The goal would be to come up (1) with a simple data model (an ontology) that can characterize the relations between genotype, phenotype, environment in which plant samples, mutant genotypes, etc. are being observed, and then (2) generate an RDF knowledge base that integrates (or can integrate) this information from multiple sources (databases like TAIR, sample collections in museums, or from text mining).
Resources to consider:
- Darwin Core
- Plant Ontology, Plant Trait Ontology and PATO
- Phenotypes: Gramene, TAIR
- GeoNames: 3 million names + geolocation; useful for text mining
Relation to other projects:
- This project aims to extract entities (taxon names, museum identifiers, geolocations, genebank identifiers, etc.); this information can be made available as Linked GeoData in an RDF KB; this would allow integration (and federated queries) with UniProt RDF or EBI's RDF data sources.

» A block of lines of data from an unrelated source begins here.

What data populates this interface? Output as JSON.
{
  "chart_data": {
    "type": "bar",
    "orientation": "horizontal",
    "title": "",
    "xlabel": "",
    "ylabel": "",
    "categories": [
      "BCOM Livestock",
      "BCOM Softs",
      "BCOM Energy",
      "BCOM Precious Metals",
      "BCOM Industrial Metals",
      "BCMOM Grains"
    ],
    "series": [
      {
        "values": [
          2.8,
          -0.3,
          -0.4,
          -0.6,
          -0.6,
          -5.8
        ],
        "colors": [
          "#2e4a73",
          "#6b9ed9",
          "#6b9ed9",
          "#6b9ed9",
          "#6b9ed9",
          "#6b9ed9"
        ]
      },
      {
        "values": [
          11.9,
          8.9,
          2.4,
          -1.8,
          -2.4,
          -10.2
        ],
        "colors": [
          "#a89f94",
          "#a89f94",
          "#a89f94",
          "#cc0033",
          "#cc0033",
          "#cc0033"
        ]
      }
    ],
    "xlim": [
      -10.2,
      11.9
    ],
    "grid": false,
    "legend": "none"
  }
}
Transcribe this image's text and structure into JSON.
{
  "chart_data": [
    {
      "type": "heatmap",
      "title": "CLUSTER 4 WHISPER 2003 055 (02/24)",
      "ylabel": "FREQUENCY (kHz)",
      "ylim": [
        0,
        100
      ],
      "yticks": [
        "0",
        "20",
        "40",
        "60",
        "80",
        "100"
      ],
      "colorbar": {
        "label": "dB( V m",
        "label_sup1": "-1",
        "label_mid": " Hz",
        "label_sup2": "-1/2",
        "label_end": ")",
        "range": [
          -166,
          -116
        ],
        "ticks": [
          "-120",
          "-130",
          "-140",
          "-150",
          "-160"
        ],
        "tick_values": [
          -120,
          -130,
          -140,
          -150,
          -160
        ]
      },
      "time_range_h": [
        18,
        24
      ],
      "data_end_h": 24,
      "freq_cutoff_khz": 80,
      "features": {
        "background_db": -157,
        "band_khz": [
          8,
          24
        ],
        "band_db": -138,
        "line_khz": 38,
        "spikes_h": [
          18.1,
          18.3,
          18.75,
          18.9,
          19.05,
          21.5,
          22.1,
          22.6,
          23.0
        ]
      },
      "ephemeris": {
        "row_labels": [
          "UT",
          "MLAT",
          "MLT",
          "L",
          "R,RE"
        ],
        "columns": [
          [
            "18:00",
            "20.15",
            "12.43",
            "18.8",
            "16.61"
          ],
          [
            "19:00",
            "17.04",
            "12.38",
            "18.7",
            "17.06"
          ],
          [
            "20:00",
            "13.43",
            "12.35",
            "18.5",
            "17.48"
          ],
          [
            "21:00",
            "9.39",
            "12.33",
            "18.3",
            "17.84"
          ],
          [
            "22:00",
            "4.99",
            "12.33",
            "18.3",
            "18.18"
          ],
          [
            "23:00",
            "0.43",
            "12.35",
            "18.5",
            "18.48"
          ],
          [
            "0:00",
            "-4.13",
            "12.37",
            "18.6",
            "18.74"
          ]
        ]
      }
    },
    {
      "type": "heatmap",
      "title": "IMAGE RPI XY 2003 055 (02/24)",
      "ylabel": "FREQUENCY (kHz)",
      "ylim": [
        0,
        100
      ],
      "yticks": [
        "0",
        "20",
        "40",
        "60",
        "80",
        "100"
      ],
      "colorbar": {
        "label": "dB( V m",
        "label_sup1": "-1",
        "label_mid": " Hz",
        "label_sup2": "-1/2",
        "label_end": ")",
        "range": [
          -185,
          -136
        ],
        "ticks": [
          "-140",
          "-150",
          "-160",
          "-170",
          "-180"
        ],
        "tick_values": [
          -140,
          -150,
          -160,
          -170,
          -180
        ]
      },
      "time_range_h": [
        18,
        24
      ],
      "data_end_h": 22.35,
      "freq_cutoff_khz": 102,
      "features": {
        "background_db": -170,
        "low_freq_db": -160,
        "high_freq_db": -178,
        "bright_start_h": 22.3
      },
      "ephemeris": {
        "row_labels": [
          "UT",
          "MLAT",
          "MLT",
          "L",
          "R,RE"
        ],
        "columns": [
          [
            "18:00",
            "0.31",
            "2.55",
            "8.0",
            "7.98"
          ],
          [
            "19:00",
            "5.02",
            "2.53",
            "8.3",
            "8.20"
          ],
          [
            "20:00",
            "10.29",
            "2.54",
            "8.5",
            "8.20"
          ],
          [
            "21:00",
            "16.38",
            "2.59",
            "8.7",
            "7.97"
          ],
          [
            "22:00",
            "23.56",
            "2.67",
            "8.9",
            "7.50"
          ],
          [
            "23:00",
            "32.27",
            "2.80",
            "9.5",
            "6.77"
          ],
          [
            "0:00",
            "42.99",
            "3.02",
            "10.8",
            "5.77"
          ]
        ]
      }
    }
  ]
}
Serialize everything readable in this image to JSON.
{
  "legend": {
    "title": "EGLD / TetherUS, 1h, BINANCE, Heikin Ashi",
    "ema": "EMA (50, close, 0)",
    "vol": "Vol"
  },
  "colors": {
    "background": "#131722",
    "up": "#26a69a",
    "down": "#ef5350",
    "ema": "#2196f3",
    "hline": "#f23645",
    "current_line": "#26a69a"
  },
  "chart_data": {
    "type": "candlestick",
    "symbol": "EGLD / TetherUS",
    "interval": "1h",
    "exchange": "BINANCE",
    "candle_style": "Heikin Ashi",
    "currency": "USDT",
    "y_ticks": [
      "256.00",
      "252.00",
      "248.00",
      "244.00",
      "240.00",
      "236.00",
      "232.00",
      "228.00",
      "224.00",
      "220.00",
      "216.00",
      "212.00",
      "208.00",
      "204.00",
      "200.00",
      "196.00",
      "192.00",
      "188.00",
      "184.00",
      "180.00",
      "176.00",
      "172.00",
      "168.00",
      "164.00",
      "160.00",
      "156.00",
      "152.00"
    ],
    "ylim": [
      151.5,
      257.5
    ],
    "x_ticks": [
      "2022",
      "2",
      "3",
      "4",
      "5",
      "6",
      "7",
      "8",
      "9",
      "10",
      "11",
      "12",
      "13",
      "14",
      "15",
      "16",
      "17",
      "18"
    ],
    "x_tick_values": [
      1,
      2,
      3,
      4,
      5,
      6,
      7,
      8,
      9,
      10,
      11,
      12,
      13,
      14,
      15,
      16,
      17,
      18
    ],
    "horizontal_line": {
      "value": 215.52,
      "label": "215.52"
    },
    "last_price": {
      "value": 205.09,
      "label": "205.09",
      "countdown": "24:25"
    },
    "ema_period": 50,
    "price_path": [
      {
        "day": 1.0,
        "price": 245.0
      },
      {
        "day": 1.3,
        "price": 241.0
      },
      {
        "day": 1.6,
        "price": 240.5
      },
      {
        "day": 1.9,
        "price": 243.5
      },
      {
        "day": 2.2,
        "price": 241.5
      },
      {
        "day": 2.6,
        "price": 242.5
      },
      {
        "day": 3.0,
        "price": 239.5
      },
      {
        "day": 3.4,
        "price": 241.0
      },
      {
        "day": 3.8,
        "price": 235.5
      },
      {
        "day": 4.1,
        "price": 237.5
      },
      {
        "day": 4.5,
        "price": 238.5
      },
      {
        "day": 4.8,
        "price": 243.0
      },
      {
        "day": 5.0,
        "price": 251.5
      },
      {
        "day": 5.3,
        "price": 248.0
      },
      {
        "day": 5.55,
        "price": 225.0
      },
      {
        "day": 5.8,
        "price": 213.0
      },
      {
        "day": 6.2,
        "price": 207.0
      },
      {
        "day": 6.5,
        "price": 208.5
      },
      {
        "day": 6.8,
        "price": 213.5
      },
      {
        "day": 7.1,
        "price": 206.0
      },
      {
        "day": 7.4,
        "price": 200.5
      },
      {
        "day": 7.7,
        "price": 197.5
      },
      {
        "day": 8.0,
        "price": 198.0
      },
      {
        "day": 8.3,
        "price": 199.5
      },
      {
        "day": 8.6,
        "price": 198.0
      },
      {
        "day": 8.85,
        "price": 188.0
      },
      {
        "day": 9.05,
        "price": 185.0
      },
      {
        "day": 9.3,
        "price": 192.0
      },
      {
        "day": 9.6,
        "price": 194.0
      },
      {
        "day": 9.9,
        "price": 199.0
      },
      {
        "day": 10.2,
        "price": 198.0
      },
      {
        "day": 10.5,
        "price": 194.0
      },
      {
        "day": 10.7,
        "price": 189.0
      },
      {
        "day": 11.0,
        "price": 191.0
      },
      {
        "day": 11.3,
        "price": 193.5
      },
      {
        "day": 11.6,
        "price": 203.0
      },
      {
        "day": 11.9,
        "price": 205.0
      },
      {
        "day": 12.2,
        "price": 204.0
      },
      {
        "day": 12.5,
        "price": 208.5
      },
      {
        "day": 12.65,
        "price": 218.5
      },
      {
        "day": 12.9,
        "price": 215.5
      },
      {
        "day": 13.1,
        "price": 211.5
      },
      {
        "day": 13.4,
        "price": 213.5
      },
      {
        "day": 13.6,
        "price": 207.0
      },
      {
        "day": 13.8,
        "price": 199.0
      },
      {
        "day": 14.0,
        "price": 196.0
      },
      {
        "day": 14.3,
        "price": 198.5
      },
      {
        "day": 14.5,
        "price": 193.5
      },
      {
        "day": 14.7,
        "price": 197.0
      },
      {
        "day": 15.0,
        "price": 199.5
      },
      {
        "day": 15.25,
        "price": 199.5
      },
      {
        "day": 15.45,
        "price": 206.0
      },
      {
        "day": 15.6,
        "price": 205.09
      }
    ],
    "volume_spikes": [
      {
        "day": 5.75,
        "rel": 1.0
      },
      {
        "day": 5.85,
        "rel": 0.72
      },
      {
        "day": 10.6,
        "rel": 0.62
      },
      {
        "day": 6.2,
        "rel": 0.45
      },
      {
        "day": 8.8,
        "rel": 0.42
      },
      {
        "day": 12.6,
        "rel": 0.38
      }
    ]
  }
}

- Taxonomic and geographic information from the World Spider Catalogue can be represented as linked geo data in the same store, and geographic distribution visualized using OSM or similar.
- Old literature (1930s and before) will not have geolocation for specimen, but usually have some reference to a location ("Madagascar", "Bavaria", "Black Forest"), many of which have a geolocation in DBPedia. Map these references to geo-locations through SPARQL.